BFUU-Our History
The Berkeley Fellowship of Unitarian Universalists (BFUU) is a dynamic Unitarian Universalist congregation that plays an important role as a progressive spiritual community in the heart of Berkeley. Founded in 1957, the Fellowship has had a rich and distinctive life as a congregation. The Fellowship Social Justice Committee has been recognized by the Pacific Central District of the Unitarian Universalist Association for its dedicated and outstanding social justice work around environmental issues, against capital punishment, and in promoting peace, democracy, and human rights. BFUU has a history of welcoming people from all walks of life, and many have found here friendship, community and a spiritual home.
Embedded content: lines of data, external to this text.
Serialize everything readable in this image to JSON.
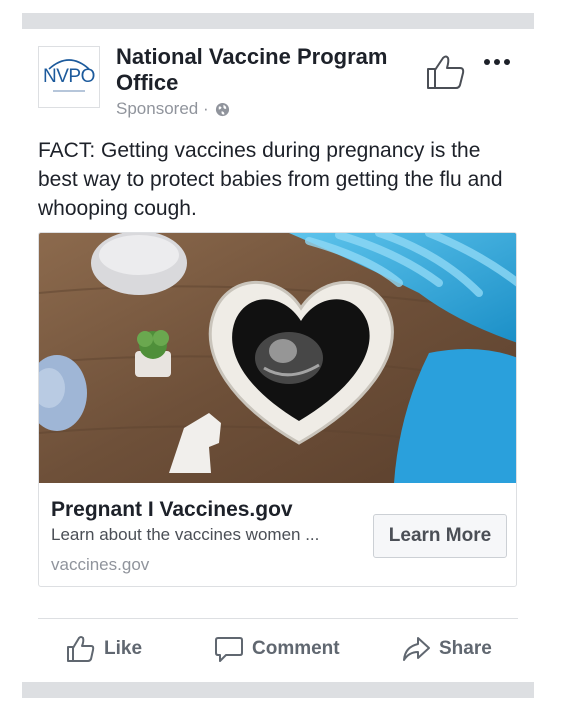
{
  "post": {
    "page_name": "National Vaccine Program Office",
    "logo_text": "NVPO",
    "sponsored_label": "Sponsored ·",
    "text": "FACT: Getting vaccines during pregnancy is the best way to protect babies from getting the flu and whooping cough."
  },
  "card": {
    "title": "Pregnant I Vaccines.gov",
    "description": "Learn about the vaccines women ...",
    "domain": "vaccines.gov",
    "button_label": "Learn More"
  },
  "actions": {
    "like": "Like",
    "comment": "Comment",
    "share": "Share"
  },
  "icons": {
    "globe": "globe-icon",
    "like_top": "thumbs-up-icon",
    "more": "more-options-icon",
    "like": "thumbs-up-icon",
    "comment": "comment-icon",
    "share": "share-icon"
  },
  "colors": {
    "text": "#1d2129",
    "muted": "#90949c",
    "action": "#606770",
    "border": "#dddfe2",
    "logo_blue": "#1c5a9c"
  }
}
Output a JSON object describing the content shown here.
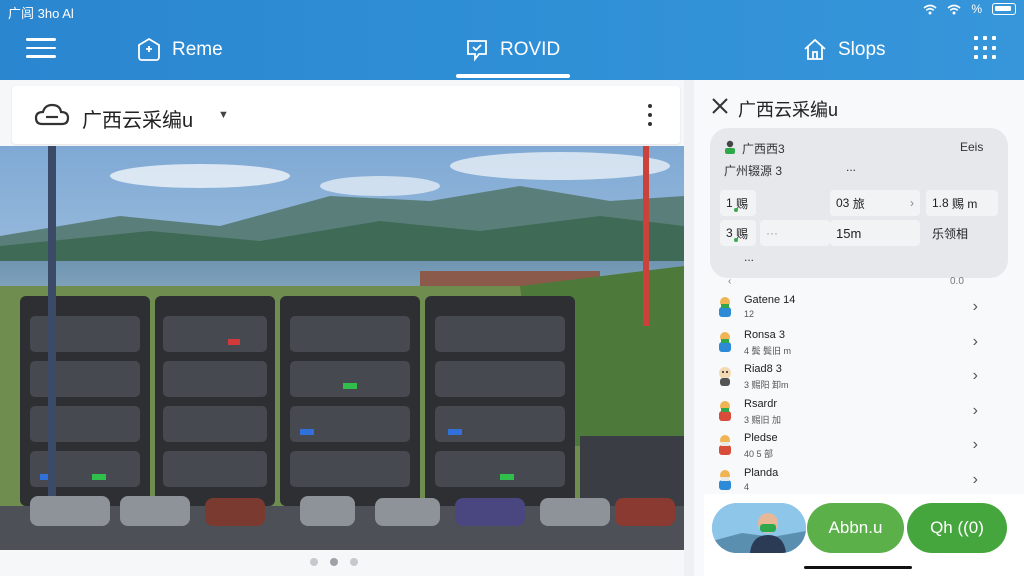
{
  "status_bar": {
    "left_text": "广闾 3ho Al",
    "battery_text": "%"
  },
  "nav": {
    "tabs": [
      {
        "label": "Reme",
        "icon": "home-shield-icon"
      },
      {
        "label": "ROVID",
        "icon": "chat-shield-icon",
        "active": true
      },
      {
        "label": "Slops",
        "icon": "house-icon"
      }
    ]
  },
  "left_panel": {
    "title": "广西云采编u"
  },
  "carousel": {
    "pages": 3,
    "active_index": 1
  },
  "right_panel": {
    "title": "广西云采编u",
    "card": {
      "name": "广西西3",
      "tag": "Eeis",
      "subtitle": "广州辍源 3",
      "dots_note": "...",
      "stats": [
        {
          "k": "1",
          "label": "赐",
          "v": "03",
          "v_label": "旅"
        },
        {
          "v": "1.8",
          "v_label": "赐 m"
        },
        {
          "k": "3",
          "label": "赐",
          "v": "15m"
        },
        {
          "v": "乐领相"
        }
      ],
      "dots_row": "...",
      "foot_left": "‹",
      "foot_right": "0.0"
    },
    "list": [
      {
        "name": "Gatene 14",
        "sub": "12"
      },
      {
        "name": "Ronsa 3",
        "sub": "4 鬓 鬓旧 m"
      },
      {
        "name": "Riad8 3",
        "sub": "3 赐阳 卸m"
      },
      {
        "name": "Rsardr",
        "sub": "3 赐旧 加"
      },
      {
        "name": "Pledse",
        "sub": "40 5 部"
      },
      {
        "name": "Planda",
        "sub": "4"
      }
    ]
  },
  "bottom_buttons": {
    "about": "Abbn.u",
    "qh": "Qh ((0)"
  },
  "colors": {
    "header_blue": "#2f8fd6",
    "green": "#5cb04a",
    "green_dark": "#46a63e"
  }
}
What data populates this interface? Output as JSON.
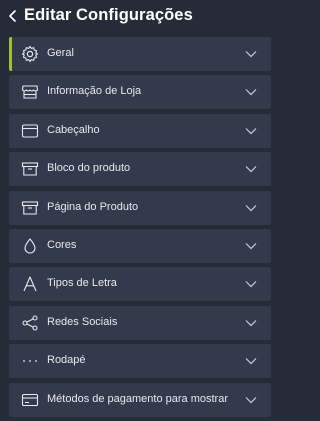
{
  "header": {
    "title": "Editar Configurações"
  },
  "menu": {
    "items": [
      {
        "label": "Geral",
        "icon": "gear-icon"
      },
      {
        "label": "Informação de Loja",
        "icon": "store-icon"
      },
      {
        "label": "Cabeçalho",
        "icon": "header-layout-icon"
      },
      {
        "label": "Bloco do produto",
        "icon": "product-box-icon"
      },
      {
        "label": "Página do Produto",
        "icon": "product-page-icon"
      },
      {
        "label": "Cores",
        "icon": "drop-icon"
      },
      {
        "label": "Tipos de Letra",
        "icon": "font-icon"
      },
      {
        "label": "Redes Sociais",
        "icon": "share-icon"
      },
      {
        "label": "Rodapé",
        "icon": "more-dots-icon"
      },
      {
        "label": "Métodos de pagamento para mostrar",
        "icon": "credit-card-icon"
      }
    ],
    "active_index": 0
  },
  "colors": {
    "background": "#262b38",
    "item_background": "#333a4b",
    "accent": "#9ec22d",
    "text": "#e8eaf0"
  }
}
The Fellowship also enriches the life of the surrounding community as a much-used and much-loved venue for social justice and cultural programs.
Legend has it that the Fellowship’s formation was in part due to the University of California Berkeley’s attempt to force professors to sign a loyalty oath swearing they were not members of the Communist Party, during the mid-1950’s. Of the professors who refused, ninety were members of the UU Church of Berkeley, which had its sanctuary on campus. The case was taken to the Supreme Court who ruled in favor of the professors. The (unverified) legend is that the University retaliated by evicting the UU Church from Campus, leading to the founding of two separate UU congregations in Berkeley, one of which was the Fellowship.
The Fellowship’s first minister Clark Olsen was financially supported by the congregation to participate in the Selma to Birmingham civil rights march in 1965 along with UU minister James Reeb of All Souls Church in Washington, DC and one other UU minister. James Reeb was beaten to death by a white segregationist mob. Clark Olson was not harmed, but he became part of this watershed moment that was a catalyst in passing civil rights legislation that year. The Fellowship has been the site and catalyst of other seminal moments and political emergences. Notably, it was at a Fellowship Sunday Service that Cindy Sheehan spoke publicly about her son Casey’s death in Iraq, quickly leading to her emergence as an anti-war activist. The Green Party of California was also founded at the Fellowship in 1991.
The Fellowship also has many individual members whose lives are part of the rich tapestry of the social movements and cultural developments of the twentieth century.